I'm also going to keep him on the SMZs twice a day for another week due to the inflammation around the splint bone - the vet would like to see the slight swelling in the hock disappear and the very small cut that we think was the impact point heal up more completely. I'll continue to ice twice a day and also rub Surpass into his hock once a day. The vet also agrees that chiropractic will help, since he probably wrenched everything, so I'm scheduling our chiropractor (who is also a vet) for a visit.
Since the x-rays weren't all that easy to interpret, the vet will show her colleagues at their practice the x-rays and see what they think, and will also show them to a veterinary surgeon she uses for consultations. She'll probably come back in two to three weeks and take some more x-rays so we can compare.
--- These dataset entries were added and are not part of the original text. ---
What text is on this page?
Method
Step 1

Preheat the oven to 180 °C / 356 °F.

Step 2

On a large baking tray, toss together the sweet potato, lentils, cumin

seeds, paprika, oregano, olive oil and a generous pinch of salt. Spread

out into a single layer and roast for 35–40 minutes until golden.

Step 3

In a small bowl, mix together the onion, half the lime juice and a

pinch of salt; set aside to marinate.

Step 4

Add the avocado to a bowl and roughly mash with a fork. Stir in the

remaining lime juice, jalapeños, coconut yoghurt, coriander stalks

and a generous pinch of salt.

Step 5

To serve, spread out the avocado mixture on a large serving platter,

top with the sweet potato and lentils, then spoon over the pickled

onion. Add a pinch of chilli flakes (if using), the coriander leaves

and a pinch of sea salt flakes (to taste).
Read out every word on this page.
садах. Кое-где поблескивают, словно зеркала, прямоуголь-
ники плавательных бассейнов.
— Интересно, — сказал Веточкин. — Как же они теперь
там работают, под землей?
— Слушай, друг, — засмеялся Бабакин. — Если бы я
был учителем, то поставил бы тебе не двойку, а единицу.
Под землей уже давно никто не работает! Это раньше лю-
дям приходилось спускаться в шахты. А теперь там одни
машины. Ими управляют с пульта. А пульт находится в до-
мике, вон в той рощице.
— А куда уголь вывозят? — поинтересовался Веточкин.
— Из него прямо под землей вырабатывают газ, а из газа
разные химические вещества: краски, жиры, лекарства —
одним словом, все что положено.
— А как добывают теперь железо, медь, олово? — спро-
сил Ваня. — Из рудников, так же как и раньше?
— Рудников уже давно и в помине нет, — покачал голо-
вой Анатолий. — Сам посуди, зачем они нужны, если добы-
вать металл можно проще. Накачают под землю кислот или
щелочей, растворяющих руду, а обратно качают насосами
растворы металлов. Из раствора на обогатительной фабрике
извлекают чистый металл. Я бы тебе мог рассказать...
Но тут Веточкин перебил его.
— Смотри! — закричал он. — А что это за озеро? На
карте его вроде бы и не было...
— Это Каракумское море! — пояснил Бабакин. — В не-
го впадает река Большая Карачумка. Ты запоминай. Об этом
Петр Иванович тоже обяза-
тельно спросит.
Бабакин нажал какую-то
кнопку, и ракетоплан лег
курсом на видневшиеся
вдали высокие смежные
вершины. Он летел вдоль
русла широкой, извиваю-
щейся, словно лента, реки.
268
So I think we'll be OK - Red seems happy and comfortable, but I'll be keeping a close eye on him. He's enjoying his in-hand and ground-driving work and just taking tours of the barn aisles in hand. I'm not worried about his being off from riding for a time - his training is now very solid and I think when we're back riding again he'll be right where he was - nothing will be lost. And one very big thing that I'm proud of - last year just after I got him when we did x-rays, he had to be sedated for the x-rays - he was fidgeting, pawing, swinging his body around and threatening to kick. This time, despite the extraordinary heat - it was about 100F and sweltering in the part of the barn where we were for the x-rays, and it was an area of the barn he isn't very familiar with - he stood like a trouper for many, many x-rays, including moving his leg to the exact position needed for each shot - I was very proud of how cooperative he was and told him so.